Verkäufer haben ihre eigene Sprache, unabhängig von Branche und Betrieb, Manager haben sie, ebenso Hausmeister, Controller oder IT-Spezialisten. Sie alle pflegen “ihre“ Sprache. Aussagen wie „typisch Chefetage“, „typisch IT-ler“ oder „typisch Verkäufer“ unterstreichen, dass es innerberufsspezifisch oder innerbetrieblich milieugeprägte Sprachvarianten gibt, die sich im Laufe der Zeit deutlich weiterentwickelt haben.

Die Rolle als etablierendes Element

Unsere Sprache variiert je nachdem mit welchen Personen wir im Dialog stehen, also welche Rolle wir gerade einnehmen. Jede Kommunikation etabliert sich mit der Rollenfindung. Bei einem Gespräch mit den Stammkunden ist die Rolle eine andere wie bei der Unterhaltung mit dem Chef.

Aus geregelten Rollenmustern heraus entstehen Alltagsdialoge sehr schnell. Sind die Rollen unklar oder müssen sie sich erst entwickeln, kostet das zunächst einmal Energie. Wer ist wer? Welche Rolle ist mir zugedacht? Bin ich „nur die Vertretung“ oder „der kompetente Berater“?

Die Präsenz als Paradedisziplin

Ohne Präsenz kann niemand punkten. Sie ist in jedem Dialog die Paradedisziplin. Präsent sein bedeutet, sich auf den Moment zu konzentrieren, den Reklamationspartner am Telefon ernst zu nehmen, nur vage signalisiertes Interesse zu erkennen.
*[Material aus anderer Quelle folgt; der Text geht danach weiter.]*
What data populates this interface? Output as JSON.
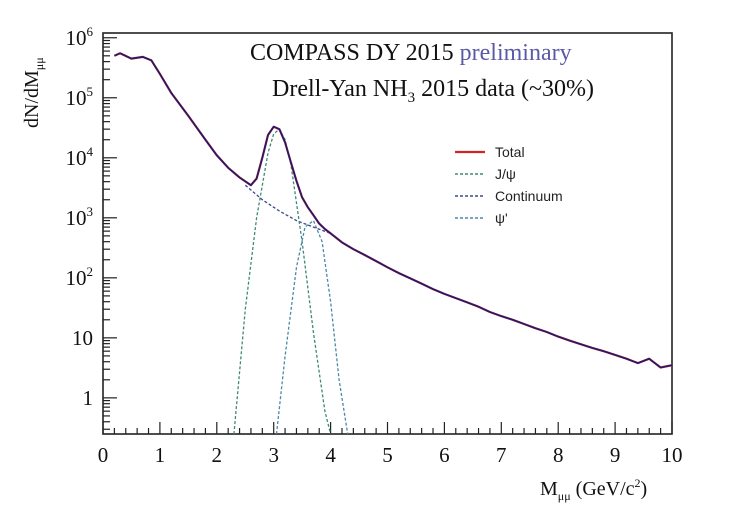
{
  "chart_data": {
    "type": "line",
    "x_axis": {
      "label_main": "M",
      "label_sub": "μμ",
      "label_units": " (GeV/c",
      "label_units_sup": "2",
      "label_units_close": ")",
      "range": [
        0,
        10
      ],
      "ticks": [
        0,
        1,
        2,
        3,
        4,
        5,
        6,
        7,
        8,
        9,
        10
      ],
      "tick_labels": [
        "0",
        "1",
        "2",
        "3",
        "4",
        "5",
        "6",
        "7",
        "8",
        "9",
        "10"
      ]
    },
    "y_axis": {
      "label_main": "dN/dM",
      "label_sub": "μμ",
      "scale": "log",
      "range": [
        0.25,
        1200000
      ],
      "ticks": [
        1,
        10,
        100,
        1000,
        10000,
        100000,
        1000000
      ],
      "tick_labels": [
        {
          "base": "1",
          "exp": ""
        },
        {
          "base": "10",
          "exp": ""
        },
        {
          "base": "10",
          "exp": "2"
        },
        {
          "base": "10",
          "exp": "3"
        },
        {
          "base": "10",
          "exp": "4"
        },
        {
          "base": "10",
          "exp": "5"
        },
        {
          "base": "10",
          "exp": "6"
        }
      ]
    },
    "annotations": {
      "line1_main": "COMPASS DY 2015 ",
      "line1_prelim": "preliminary",
      "line2_pre": "Drell-Yan NH",
      "line2_sub": "3",
      "line2_post": " 2015 data (~30%)"
    },
    "legend": {
      "placement": "top-right",
      "entries": [
        {
          "label": "Total",
          "color": "#d0262b",
          "style": "solid"
        },
        {
          "label": "J/ψ",
          "color": "#3e8a7a",
          "style": "dashed"
        },
        {
          "label": "Continuum",
          "color": "#3a4a8a",
          "style": "dashed"
        },
        {
          "label": "ψ'",
          "color": "#4a8aa8",
          "style": "dashed"
        }
      ]
    },
    "series": [
      {
        "name": "Data",
        "color": "#1c1c6e",
        "style": "solid",
        "x": [
          0.2,
          0.3,
          0.5,
          0.7,
          0.85,
          1.0,
          1.2,
          1.5,
          1.8,
          2.0,
          2.2,
          2.4,
          2.6,
          2.7,
          2.8,
          2.9,
          3.0,
          3.1,
          3.2,
          3.3,
          3.4,
          3.5,
          3.6,
          3.7,
          3.8,
          3.9,
          4.0,
          4.2,
          4.4,
          4.6,
          4.8,
          5.0,
          5.2,
          5.4,
          5.6,
          5.8,
          6.0,
          6.2,
          6.4,
          6.6,
          6.8,
          7.0,
          7.2,
          7.4,
          7.6,
          7.8,
          8.0,
          8.2,
          8.4,
          8.6,
          8.8,
          9.0,
          9.2,
          9.4,
          9.6,
          9.8,
          10.0
        ],
        "y": [
          500000,
          550000,
          450000,
          480000,
          420000,
          250000,
          120000,
          50000,
          20000,
          11000,
          6800,
          4700,
          3500,
          4500,
          10000,
          24000,
          33000,
          30000,
          18000,
          8500,
          4100,
          2200,
          1500,
          1100,
          800,
          650,
          550,
          390,
          300,
          240,
          190,
          150,
          120,
          98,
          80,
          65,
          54,
          46,
          39,
          33,
          27,
          23,
          20,
          17,
          14.5,
          12.5,
          10.5,
          9,
          7.8,
          6.8,
          6,
          5.2,
          4.5,
          3.8,
          4.5,
          3.2,
          3.5
        ]
      },
      {
        "name": "Total",
        "color": "#d0262b",
        "style": "solid",
        "x": [
          0.2,
          0.3,
          0.5,
          0.7,
          0.85,
          1.0,
          1.2,
          1.5,
          1.8,
          2.0,
          2.2,
          2.4,
          2.6,
          2.7,
          2.8,
          2.9,
          3.0,
          3.1,
          3.2,
          3.3,
          3.4,
          3.5,
          3.6,
          3.7,
          3.8,
          3.9,
          4.0,
          4.2,
          4.4,
          4.6,
          4.8,
          5.0,
          5.2,
          5.4,
          5.6,
          5.8,
          6.0,
          6.2,
          6.4,
          6.6,
          6.8,
          7.0,
          7.2,
          7.4,
          7.6,
          7.8,
          8.0,
          8.2,
          8.4,
          8.6,
          8.8,
          9.0,
          9.2,
          9.4,
          9.6,
          9.8,
          10.0
        ],
        "y": [
          500000,
          550000,
          450000,
          480000,
          420000,
          250000,
          120000,
          50000,
          20000,
          11000,
          6800,
          4700,
          3500,
          4500,
          10000,
          24000,
          33000,
          30000,
          18000,
          8500,
          4100,
          2200,
          1500,
          1100,
          800,
          650,
          550,
          390,
          300,
          240,
          190,
          150,
          120,
          98,
          80,
          65,
          54,
          46,
          39,
          33,
          27,
          23,
          20,
          17,
          14.5,
          12.5,
          10.5,
          9,
          7.8,
          6.8,
          6,
          5.2,
          4.5,
          3.8,
          4.5,
          3.2,
          3.5
        ]
      },
      {
        "name": "J/ψ",
        "color": "#3e8a7a",
        "style": "dashed",
        "x": [
          2.3,
          2.5,
          2.7,
          2.9,
          3.0,
          3.1,
          3.2,
          3.3,
          3.5,
          3.7,
          3.9,
          4.0
        ],
        "y": [
          0.25,
          30,
          1000,
          12000,
          25000,
          30000,
          20000,
          8000,
          400,
          12,
          0.6,
          0.25
        ]
      },
      {
        "name": "Continuum",
        "color": "#3a4a8a",
        "style": "dashed",
        "x": [
          2.5,
          2.8,
          3.1,
          3.4,
          3.7,
          4.0
        ],
        "y": [
          3500,
          2000,
          1300,
          900,
          700,
          550
        ]
      },
      {
        "name": "ψ'",
        "color": "#4a8aa8",
        "style": "dashed",
        "x": [
          3.05,
          3.2,
          3.4,
          3.55,
          3.7,
          3.85,
          4.0,
          4.15,
          4.3
        ],
        "y": [
          0.25,
          5,
          150,
          700,
          900,
          400,
          40,
          2,
          0.25
        ]
      }
    ]
  }
}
Wer in seiner individuellen Persönlichkeit offen auf den Gesprächspartner eingeht, wirkt glaubhaft und überzeugend. Bloßes Verstellen dagegen funktioniert nicht und wird schnell als Heuchelei wahrgenommen.

Der ganze Körper spricht

Kommuniziert unser Körper etwas anderes als gesagt wird, verkommt das Gesprochene zum belanglosen Gerede ohne Botschaft, ohne Impuls. Alltagskommunikation hat keinen Vorlauf. Da jeder in verschiedenen Situationen anders reagiert, entsteht der Dialog aus fortwährenden Impulsen – von innen und außen. Die Aussage des anderen wird über die Sinne als Impuls aufgenommen und erhält den Dialog am Leben.